By Sbongile Sokela
On 28 January 2026, the school visit and Back to School Campaign of the Afrika Mayibuye Youth Movement, led by its President, Keamogetswe Masike, together with Skeem GP, took place as a deliberate political and educational intervention aimed at motivating and encouraging young people and learners to take their education, leadership, and future seriously.
Beyond motivation, the programme fundamentally seeks to establish the Mayibuye Learners Movement in high schools. This initiative is informed by the reality that learners are not merely recipients of education policy, but are directly affected by systemic failures such as overcrowded classrooms, collapsing infrastructure, unsafe scholar transport, under-resourced schools, and the erosion of learner dignity in working-class communities.
The Mayibuye Learners Movement is intended to organise learners into a conscious, disciplined, and principled formation that can articulate their lived experiences, defend their rights, promote academic excellence, and cultivate a generation of politically aware young people who understand the structural causes of inequality in education. It will serve as a platform to develop leadership, encourage civic responsibility, and ensure that learner voices are not marginalised in decisions that affect their futures.
This programme is therefore not symbolic, nor a once-off visit, but part of a broader strategy to build sustainable learner organisation across the country, restore dignity in public schooling, and contribute to the long-term struggle for social justice and the total emancipation of the youth.
Speaking during the visit, Keamogetswe Masike, President of the Afrika Mayibuye Youth Movement, said the campaign’s success would not be judged by appearances. “The success of the Back to School Campaign will not be measured through optics. Instead, we measure impact through organisation, continuity, and material change. Our benchmarks include the establishment and sustainability of Mayibuye Learners Movement structures within schools; the development of learner leadership committees that are active, disciplined, and politically conscious; and the ability of learners to collectively articulate and escalate challenges affecting their education, including infrastructure decay, overcrowding, safety, and access to learning resources.”
Masike also explained that the choice of Lefa Efa Secondary School was intentional and strategic. “Lefa Efa Secondary School was not chosen by coincidence, convenience, or public relations considerations. It represents the material conditions faced by the majority of working-class schools in Kwa-Thema and across the country. It reflects both the challenges and the resilience of township public education. Our movement deliberately prioritises schools rooted in working-class communities because that is where educational inequality is most visible and most violently reproduced. Lefa Efa stands as a strategic entry point to engage learners who are directly affected by systemic neglect, underinvestment, and structural exclusion, while also recognising the school’s potential as a centre of learner leadership and organisation. At Lefa Efa Secondary School, learners are expected to pursue excellence under conditions that actively undermine their dignity and right to quality education.”
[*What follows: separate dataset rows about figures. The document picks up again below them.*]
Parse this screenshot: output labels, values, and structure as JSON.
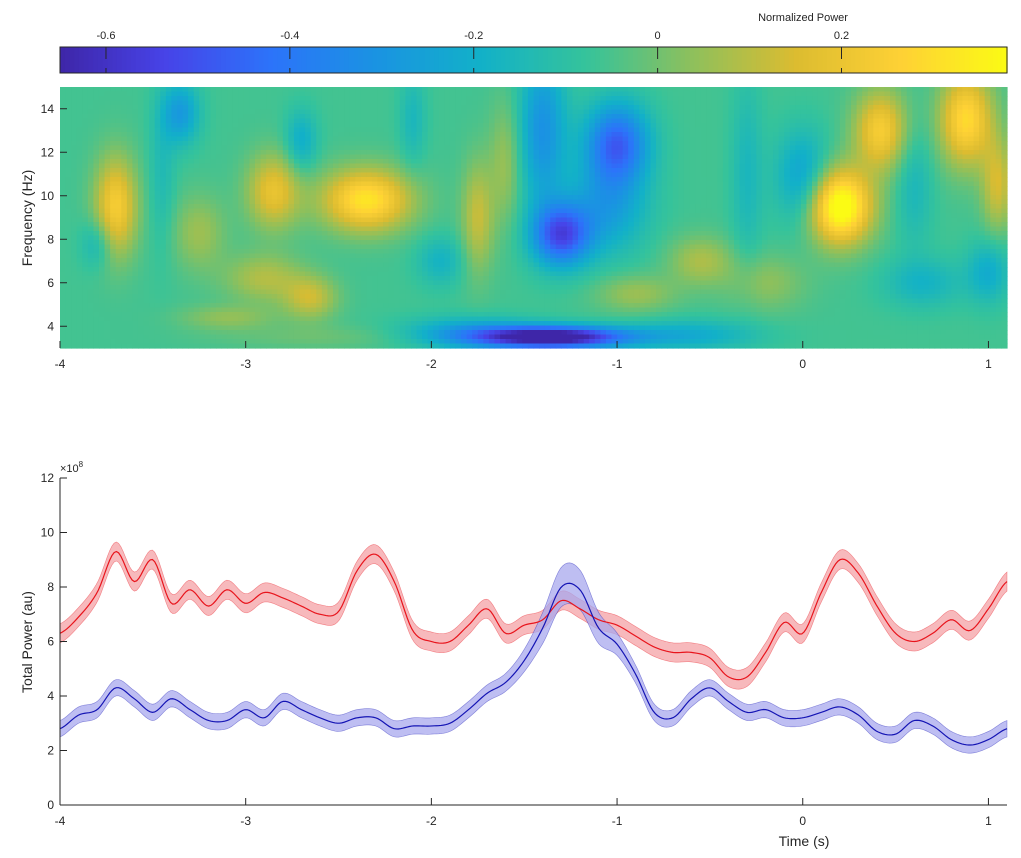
{
  "colorbar": {
    "title": "Normalized Power",
    "range": [
      -0.65,
      0.38
    ],
    "ticks": [
      -0.6,
      -0.4,
      -0.2,
      0,
      0.2
    ],
    "tick_labels": [
      "-0.6",
      "-0.4",
      "-0.2",
      "0",
      "0.2"
    ],
    "colormap": [
      "#3e26a8",
      "#4743e8",
      "#2c73fa",
      "#1a93e2",
      "#12b1c8",
      "#35c39b",
      "#8dc05c",
      "#dcbc30",
      "#fed135",
      "#fbfb14"
    ]
  },
  "chart_data": [
    {
      "type": "heatmap",
      "title": "",
      "xlabel": "",
      "ylabel": "Frequency (Hz)",
      "xlim": [
        -4,
        1.1
      ],
      "ylim": [
        3,
        15
      ],
      "xticks": [
        -4,
        -3,
        -2,
        -1,
        0,
        1
      ],
      "xtick_labels": [
        "-4",
        "-3",
        "-2",
        "-1",
        "0",
        "1"
      ],
      "yticks": [
        4,
        6,
        8,
        10,
        12,
        14
      ],
      "ytick_labels": [
        "4",
        "6",
        "8",
        "10",
        "12",
        "14"
      ],
      "baseline": -0.06,
      "blobs": [
        {
          "t": -3.7,
          "f": 9.5,
          "st": 0.08,
          "sf": 1.6,
          "a": 0.3
        },
        {
          "t": -3.8,
          "f": 7.8,
          "st": 0.06,
          "sf": 0.8,
          "a": -0.12
        },
        {
          "t": -3.45,
          "f": 11.0,
          "st": 0.05,
          "sf": 2.5,
          "a": -0.08
        },
        {
          "t": -3.35,
          "f": 13.8,
          "st": 0.07,
          "sf": 1.0,
          "a": -0.22
        },
        {
          "t": -3.25,
          "f": 8.3,
          "st": 0.1,
          "sf": 1.2,
          "a": 0.12
        },
        {
          "t": -2.85,
          "f": 10.2,
          "st": 0.1,
          "sf": 1.2,
          "a": 0.25
        },
        {
          "t": -2.9,
          "f": 6.2,
          "st": 0.15,
          "sf": 0.8,
          "a": 0.15
        },
        {
          "t": -2.65,
          "f": 5.3,
          "st": 0.1,
          "sf": 0.7,
          "a": 0.18
        },
        {
          "t": -2.7,
          "f": 12.5,
          "st": 0.06,
          "sf": 1.0,
          "a": -0.15
        },
        {
          "t": -2.35,
          "f": 9.8,
          "st": 0.17,
          "sf": 1.0,
          "a": 0.38
        },
        {
          "t": -2.1,
          "f": 13.5,
          "st": 0.05,
          "sf": 1.5,
          "a": -0.1
        },
        {
          "t": -1.95,
          "f": 7.0,
          "st": 0.09,
          "sf": 0.8,
          "a": -0.12
        },
        {
          "t": -1.75,
          "f": 9.0,
          "st": 0.06,
          "sf": 1.8,
          "a": 0.18
        },
        {
          "t": -1.6,
          "f": 11.5,
          "st": 0.06,
          "sf": 2.0,
          "a": 0.12
        },
        {
          "t": -1.4,
          "f": 13.0,
          "st": 0.09,
          "sf": 2.5,
          "a": -0.25
        },
        {
          "t": -1.3,
          "f": 8.2,
          "st": 0.11,
          "sf": 1.0,
          "a": -0.45
        },
        {
          "t": -1.0,
          "f": 12.4,
          "st": 0.12,
          "sf": 1.3,
          "a": -0.4
        },
        {
          "t": -1.05,
          "f": 9.5,
          "st": 0.15,
          "sf": 1.5,
          "a": -0.2
        },
        {
          "t": -1.35,
          "f": 3.5,
          "st": 0.28,
          "sf": 0.35,
          "a": -0.7
        },
        {
          "t": -1.8,
          "f": 3.7,
          "st": 0.25,
          "sf": 0.5,
          "a": -0.2
        },
        {
          "t": -0.9,
          "f": 5.5,
          "st": 0.15,
          "sf": 0.6,
          "a": 0.12
        },
        {
          "t": -0.55,
          "f": 7.0,
          "st": 0.12,
          "sf": 0.8,
          "a": 0.14
        },
        {
          "t": -0.6,
          "f": 3.6,
          "st": 0.25,
          "sf": 0.5,
          "a": -0.15
        },
        {
          "t": -0.3,
          "f": 11.0,
          "st": 0.06,
          "sf": 3.0,
          "a": -0.1
        },
        {
          "t": -0.2,
          "f": 6.0,
          "st": 0.15,
          "sf": 0.9,
          "a": 0.1
        },
        {
          "t": 0.0,
          "f": 10.8,
          "st": 0.1,
          "sf": 1.5,
          "a": -0.2
        },
        {
          "t": 0.2,
          "f": 9.5,
          "st": 0.12,
          "sf": 1.2,
          "a": 0.5
        },
        {
          "t": 0.42,
          "f": 13.0,
          "st": 0.1,
          "sf": 1.3,
          "a": 0.3
        },
        {
          "t": 0.6,
          "f": 10.5,
          "st": 0.07,
          "sf": 2.0,
          "a": -0.1
        },
        {
          "t": 0.65,
          "f": 6.0,
          "st": 0.15,
          "sf": 0.8,
          "a": -0.12
        },
        {
          "t": 0.88,
          "f": 13.5,
          "st": 0.1,
          "sf": 1.5,
          "a": 0.35
        },
        {
          "t": 1.05,
          "f": 10.5,
          "st": 0.06,
          "sf": 1.5,
          "a": 0.2
        },
        {
          "t": 1.0,
          "f": 6.5,
          "st": 0.08,
          "sf": 1.0,
          "a": -0.15
        },
        {
          "t": -2.6,
          "f": 3.5,
          "st": 0.4,
          "sf": 0.4,
          "a": 0.05
        },
        {
          "t": -3.1,
          "f": 4.4,
          "st": 0.18,
          "sf": 0.4,
          "a": 0.1
        }
      ]
    },
    {
      "type": "line",
      "title": "",
      "xlabel": "Time (s)",
      "ylabel": "Total Power (au)",
      "exponent_label": "×10",
      "exponent": "8",
      "xlim": [
        -4,
        1.1
      ],
      "ylim": [
        0,
        12
      ],
      "xticks": [
        -4,
        -3,
        -2,
        -1,
        0,
        1
      ],
      "xtick_labels": [
        "-4",
        "-3",
        "-2",
        "-1",
        "0",
        "1"
      ],
      "yticks": [
        0,
        2,
        4,
        6,
        8,
        10,
        12
      ],
      "ytick_labels": [
        "0",
        "2",
        "4",
        "6",
        "8",
        "10",
        "12"
      ],
      "series": [
        {
          "name": "red",
          "color": "#e8141c",
          "band_color": "#f4a2a6",
          "band": 0.35,
          "x": [
            -4.0,
            -3.9,
            -3.8,
            -3.7,
            -3.6,
            -3.5,
            -3.4,
            -3.3,
            -3.2,
            -3.1,
            -3.0,
            -2.9,
            -2.8,
            -2.7,
            -2.6,
            -2.5,
            -2.4,
            -2.3,
            -2.2,
            -2.1,
            -2.0,
            -1.9,
            -1.8,
            -1.7,
            -1.6,
            -1.5,
            -1.4,
            -1.3,
            -1.2,
            -1.1,
            -1.0,
            -0.9,
            -0.8,
            -0.7,
            -0.6,
            -0.5,
            -0.4,
            -0.3,
            -0.2,
            -0.1,
            0.0,
            0.1,
            0.2,
            0.3,
            0.4,
            0.5,
            0.6,
            0.7,
            0.8,
            0.9,
            1.0,
            1.1
          ],
          "y": [
            6.3,
            6.9,
            7.8,
            9.3,
            8.2,
            9.0,
            7.4,
            7.9,
            7.3,
            7.9,
            7.4,
            7.8,
            7.6,
            7.3,
            7.0,
            7.1,
            8.6,
            9.2,
            8.2,
            6.4,
            6.0,
            6.0,
            6.6,
            7.2,
            6.3,
            6.6,
            6.8,
            7.5,
            7.2,
            6.8,
            6.6,
            6.2,
            5.8,
            5.6,
            5.6,
            5.4,
            4.7,
            4.7,
            5.6,
            6.7,
            6.3,
            7.8,
            9.0,
            8.5,
            7.3,
            6.3,
            6.0,
            6.3,
            6.8,
            6.4,
            7.2,
            8.2
          ]
        },
        {
          "name": "blue",
          "color": "#1414b4",
          "band_color": "#a8a8ee",
          "band": 0.3,
          "band_peak": {
            "x": -1.25,
            "extra": 0.45,
            "width": 0.15
          },
          "x": [
            -4.0,
            -3.9,
            -3.8,
            -3.7,
            -3.6,
            -3.5,
            -3.4,
            -3.3,
            -3.2,
            -3.1,
            -3.0,
            -2.9,
            -2.8,
            -2.7,
            -2.6,
            -2.5,
            -2.4,
            -2.3,
            -2.2,
            -2.1,
            -2.0,
            -1.9,
            -1.8,
            -1.7,
            -1.6,
            -1.5,
            -1.4,
            -1.3,
            -1.2,
            -1.1,
            -1.0,
            -0.9,
            -0.8,
            -0.7,
            -0.6,
            -0.5,
            -0.4,
            -0.3,
            -0.2,
            -0.1,
            0.0,
            0.1,
            0.2,
            0.3,
            0.4,
            0.5,
            0.6,
            0.7,
            0.8,
            0.9,
            1.0,
            1.1
          ],
          "y": [
            2.8,
            3.3,
            3.5,
            4.3,
            3.9,
            3.4,
            3.9,
            3.5,
            3.1,
            3.1,
            3.5,
            3.2,
            3.8,
            3.5,
            3.2,
            3.0,
            3.2,
            3.2,
            2.8,
            2.9,
            2.9,
            3.0,
            3.5,
            4.1,
            4.5,
            5.3,
            6.5,
            8.0,
            7.9,
            6.5,
            5.9,
            4.8,
            3.4,
            3.2,
            3.9,
            4.3,
            3.8,
            3.4,
            3.5,
            3.2,
            3.2,
            3.4,
            3.6,
            3.3,
            2.7,
            2.6,
            3.1,
            2.9,
            2.4,
            2.2,
            2.4,
            2.8
          ]
        }
      ]
    }
  ]
}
He further highlighted the dire conditions facing learners at the school. “The state of sanitation is unacceptable toilets are dysfunctional, unhygienic, and unsafe, particularly for young women learners, reflecting a broader failure to treat working-class children as worthy of basic human dignity. The school hall, a critical space for assemblies, cultural activities, examinations, and learner development, is dysfunctional, depriving learners of a communal and educational facility that should serve as a centre of intellectual and social life. This absence limits both academic support programmes and extracurricular development, further narrowing opportunities for learners who already face structural disadvantages.”
Masike added that the challenges faced by learners extend beyond the school gates. “Most learners at Lefa Efa come from deeply impoverished households, where unemployment, food insecurity, and overcrowded living conditions are everyday realities. What is happening at Lefa Efa is not an isolated failure; it is a microcosm of systemic neglect of township schools. It exposes an education system that speaks the language of policy while ignoring lived conditions on the ground. This is precisely why learner organisation is critical because without organised learner voices, these injustices remain normalised, invisible, and unresolved.”